Shiloh Sociability

March 10, 2012

“‘I know you want a dog, Marty,’ Ma says to me on Thursday. She’s sitting at the kitchen table with cardboard boxes all around her, folding a stack of letters and putting them in envelopes. Ma gets work to do here at home anytime she can. ‘I wish we had the money so every one of you kids could have a pet. But with Grandma seeming to need more care, we just don’t, and that’s that.’
I nod. Ma knows me better’n I know myself sometimes, but she don’t have this straight. I don’t want just any dog. I want Shiloh, because he needs me. Needs me bad.” (Shiloh, Phyllis Reynolds Naylor, Atheneum Books for Young Readers, 2000,p 30).

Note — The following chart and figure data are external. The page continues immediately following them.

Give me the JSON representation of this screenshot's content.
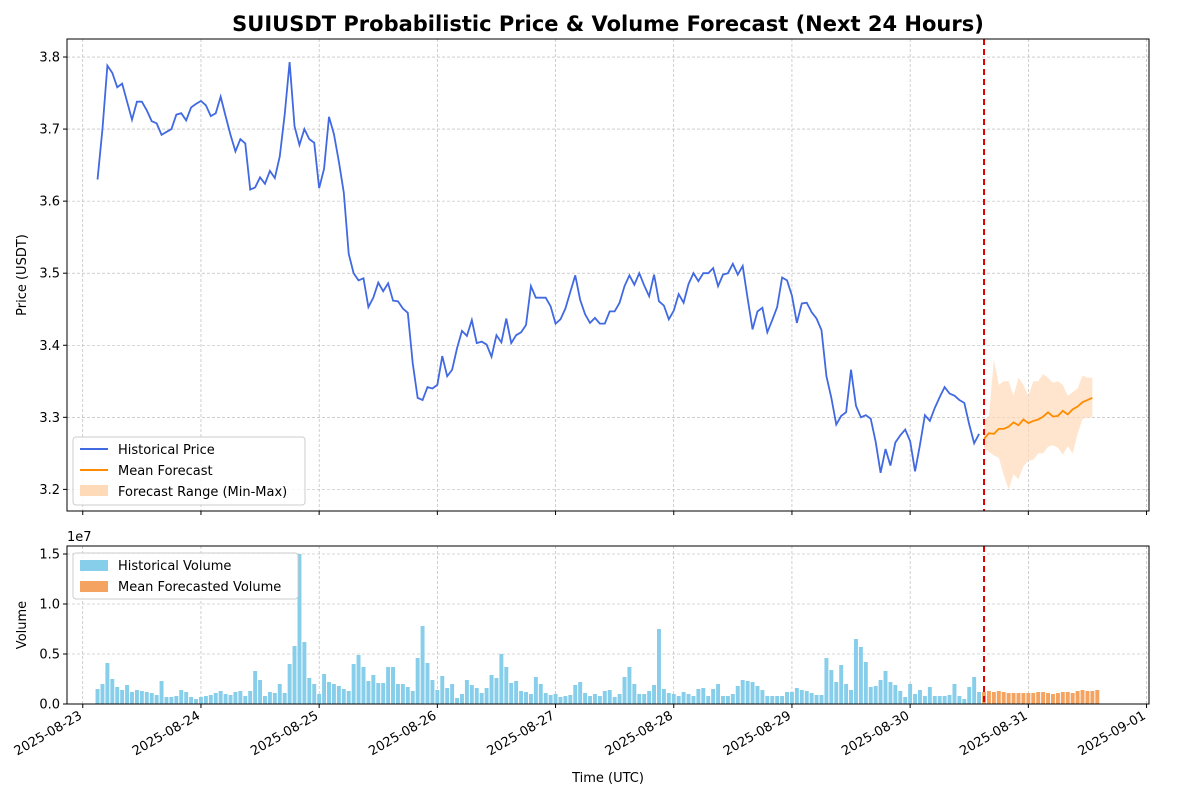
{
  "figure": {
    "title": "SUIUSDT Probabilistic Price & Volume Forecast (Next 24 Hours)",
    "xlabel": "Time (UTC)"
  },
  "colors": {
    "historical_price": "#4169e1",
    "mean_forecast": "#ff8c00",
    "forecast_range": "#ffdab9",
    "historical_volume": "#87ceeb",
    "forecast_volume": "#f4a460",
    "forecast_start_line": "#e00000",
    "grid": "#b0b0b0"
  },
  "chart_data": [
    {
      "type": "line",
      "title": "SUIUSDT Probabilistic Price & Volume Forecast (Next 24 Hours)",
      "xlabel": "",
      "ylabel": "Price (USDT)",
      "x_unit": "hours since 2025-08-23 00:00 UTC",
      "xlim": [
        -3.2,
        216.5
      ],
      "ylim": [
        3.17,
        3.825
      ],
      "y_ticks": [
        3.2,
        3.3,
        3.4,
        3.5,
        3.6,
        3.7,
        3.8
      ],
      "y_tick_labels": [
        "3.2",
        "3.3",
        "3.4",
        "3.5",
        "3.6",
        "3.7",
        "3.8"
      ],
      "x_tick_hours": [
        0,
        24,
        48,
        72,
        96,
        120,
        144,
        168,
        192,
        216
      ],
      "x_tick_labels": [
        "2025-08-23",
        "2025-08-24",
        "2025-08-25",
        "2025-08-26",
        "2025-08-27",
        "2025-08-28",
        "2025-08-29",
        "2025-08-30",
        "2025-08-31",
        "2025-09-01"
      ],
      "grid": true,
      "legend_position": "lower-left",
      "forecast_start_hour": 183,
      "series": [
        {
          "name": "Historical Price",
          "x_start": 3,
          "x_step": 1,
          "values": [
            3.63,
            3.7,
            3.788,
            3.778,
            3.758,
            3.763,
            3.738,
            3.713,
            3.738,
            3.738,
            3.726,
            3.711,
            3.708,
            3.692,
            3.696,
            3.7,
            3.72,
            3.722,
            3.712,
            3.73,
            3.735,
            3.739,
            3.733,
            3.718,
            3.722,
            3.745,
            3.718,
            3.692,
            3.669,
            3.686,
            3.68,
            3.616,
            3.619,
            3.633,
            3.624,
            3.642,
            3.632,
            3.662,
            3.72,
            3.793,
            3.704,
            3.678,
            3.7,
            3.686,
            3.681,
            3.618,
            3.645,
            3.717,
            3.693,
            3.655,
            3.612,
            3.527,
            3.5,
            3.49,
            3.493,
            3.453,
            3.466,
            3.487,
            3.475,
            3.486,
            3.462,
            3.461,
            3.451,
            3.445,
            3.375,
            3.327,
            3.324,
            3.342,
            3.34,
            3.345,
            3.385,
            3.357,
            3.366,
            3.396,
            3.42,
            3.413,
            3.435,
            3.403,
            3.405,
            3.401,
            3.384,
            3.414,
            3.404,
            3.437,
            3.403,
            3.414,
            3.418,
            3.428,
            3.482,
            3.466,
            3.466,
            3.466,
            3.454,
            3.43,
            3.436,
            3.451,
            3.474,
            3.497,
            3.463,
            3.443,
            3.431,
            3.438,
            3.43,
            3.43,
            3.447,
            3.447,
            3.459,
            3.482,
            3.497,
            3.484,
            3.5,
            3.483,
            3.468,
            3.498,
            3.461,
            3.455,
            3.436,
            3.448,
            3.471,
            3.459,
            3.485,
            3.5,
            3.489,
            3.5,
            3.5,
            3.507,
            3.482,
            3.498,
            3.5,
            3.513,
            3.498,
            3.51,
            3.465,
            3.422,
            3.447,
            3.452,
            3.418,
            3.435,
            3.453,
            3.494,
            3.49,
            3.469,
            3.431,
            3.458,
            3.459,
            3.446,
            3.437,
            3.421,
            3.357,
            3.327,
            3.29,
            3.302,
            3.307,
            3.366,
            3.316,
            3.3,
            3.303,
            3.298,
            3.266,
            3.223,
            3.256,
            3.233,
            3.265,
            3.275,
            3.283,
            3.267,
            3.225,
            3.262,
            3.303,
            3.295,
            3.313,
            3.328,
            3.342,
            3.333,
            3.33,
            3.324,
            3.32,
            3.29,
            3.264,
            3.277
          ]
        },
        {
          "name": "Mean Forecast",
          "x_start": 183,
          "x_step": 1,
          "values": [
            3.27,
            3.278,
            3.277,
            3.284,
            3.284,
            3.287,
            3.293,
            3.289,
            3.297,
            3.292,
            3.295,
            3.297,
            3.301,
            3.307,
            3.301,
            3.302,
            3.309,
            3.304,
            3.311,
            3.315,
            3.321,
            3.324,
            3.327
          ],
          "min": [
            3.257,
            3.252,
            3.247,
            3.244,
            3.22,
            3.2,
            3.221,
            3.214,
            3.232,
            3.24,
            3.241,
            3.25,
            3.25,
            3.259,
            3.261,
            3.258,
            3.248,
            3.26,
            3.25,
            3.277,
            3.298,
            3.3,
            3.3
          ],
          "max": [
            3.295,
            3.302,
            3.38,
            3.345,
            3.35,
            3.35,
            3.33,
            3.355,
            3.345,
            3.33,
            3.35,
            3.35,
            3.36,
            3.355,
            3.348,
            3.35,
            3.345,
            3.33,
            3.335,
            3.34,
            3.358,
            3.355,
            3.355
          ]
        }
      ],
      "legend": [
        "Historical Price",
        "Mean Forecast",
        "Forecast Range (Min-Max)"
      ]
    },
    {
      "type": "bar",
      "title": "",
      "xlabel": "Time (UTC)",
      "ylabel": "Volume",
      "y_offset_label": "1e7",
      "ylim": [
        0,
        15800000.0
      ],
      "y_ticks": [
        0,
        5000000,
        10000000,
        15000000
      ],
      "y_tick_labels": [
        "0.0",
        "0.5",
        "1.0",
        "1.5"
      ],
      "grid": true,
      "legend_position": "upper-left",
      "forecast_start_hour": 183,
      "series": [
        {
          "name": "Historical Volume",
          "x_start": 3,
          "x_step": 1,
          "values": [
            1500000,
            2000000,
            4100000,
            2500000,
            1700000,
            1400000,
            1900000,
            1200000,
            1400000,
            1300000,
            1200000,
            1100000,
            900000,
            2300000,
            700000,
            700000,
            800000,
            1400000,
            1200000,
            700000,
            500000,
            700000,
            800000,
            900000,
            1100000,
            1300000,
            1000000,
            900000,
            1200000,
            1300000,
            800000,
            1300000,
            3300000,
            2400000,
            800000,
            1200000,
            1100000,
            2000000,
            1100000,
            4000000,
            5800000,
            15000000,
            6200000,
            2600000,
            2000000,
            1000000,
            3000000,
            2200000,
            2000000,
            1800000,
            1500000,
            1300000,
            4000000,
            4900000,
            3700000,
            2300000,
            2900000,
            2100000,
            2100000,
            3700000,
            3700000,
            2000000,
            2000000,
            1700000,
            1300000,
            4600000,
            7800000,
            4100000,
            2400000,
            1400000,
            2800000,
            1600000,
            2000000,
            600000,
            1000000,
            2400000,
            1900000,
            1600000,
            1100000,
            1600000,
            2900000,
            2600000,
            5000000,
            3700000,
            2100000,
            2300000,
            1300000,
            1200000,
            1000000,
            2700000,
            2000000,
            1100000,
            900000,
            1000000,
            700000,
            800000,
            900000,
            1900000,
            2200000,
            1100000,
            800000,
            1000000,
            800000,
            1300000,
            1400000,
            700000,
            1000000,
            2700000,
            3700000,
            2000000,
            1000000,
            1000000,
            1300000,
            1900000,
            7500000,
            1500000,
            1100000,
            1000000,
            800000,
            1200000,
            1000000,
            800000,
            1500000,
            1600000,
            800000,
            1500000,
            2000000,
            800000,
            800000,
            1000000,
            1800000,
            2400000,
            2300000,
            2200000,
            1800000,
            1400000,
            800000,
            800000,
            800000,
            800000,
            1200000,
            1200000,
            1600000,
            1400000,
            1300000,
            1100000,
            900000,
            900000,
            4600000,
            3400000,
            2200000,
            3900000,
            2000000,
            1400000,
            6500000,
            5700000,
            4200000,
            1700000,
            1800000,
            2400000,
            3300000,
            2200000,
            1900000,
            1300000,
            700000,
            2000000,
            1000000,
            1400000,
            800000,
            1700000,
            800000,
            800000,
            800000,
            900000,
            2000000,
            800000,
            500000,
            1700000,
            2700000,
            1200000
          ]
        },
        {
          "name": "Mean Forecasted Volume",
          "x_start": 183,
          "x_step": 1,
          "values": [
            1200000,
            1300000,
            1200000,
            1300000,
            1200000,
            1100000,
            1100000,
            1100000,
            1100000,
            1100000,
            1100000,
            1200000,
            1200000,
            1100000,
            1000000,
            1100000,
            1200000,
            1200000,
            1100000,
            1300000,
            1400000,
            1300000,
            1300000,
            1400000
          ]
        }
      ],
      "legend": [
        "Historical Volume",
        "Mean Forecasted Volume"
      ]
    }
  ]
}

When I was a little girl, I certainly looked forward to my birthday each year. Made more distinctive to me because mine fell a day after Aunt Bernice’s on the calendar, it always was a day when I felt special, and I was fortunate to have parents who understood the importance of the day to a young child. Because I can still remember the joy of seeing my beautifully wrapped gifts (Aunt Bernice was the gift wrapping queen) that were just for me and for no one else, my guess is that we never grow too old or too “mature” to lose the longing for this personal affirmation. And I’m thinking that it doesn’t have to come to us only on a birthday. Whenever this kind of individual attention brushes up against us with our names written all over it, it’s captivating and wonderful…..which is why there are 4 fresh daffodils (2 per person) upstairs in the bathroom window, and 4 chocolate chip cookies (2 of 2 different kinds) lying on the dining room table and 2 small wire baskets filled with Hersheys kisses next to the Simply Bed & Bread welcome card in Emily’s Room. Our guests coming in today are celebrating two years together: a theme of “Two.” I can’t put her name on the card that is also waiting for the couple who is arriving because I don’t know it yet, but hopefully, they’ll both be warmed by the personal gifts of The Twos that have their “names” written all over them in different ways, without the words, but with the welcome that is waiting as well.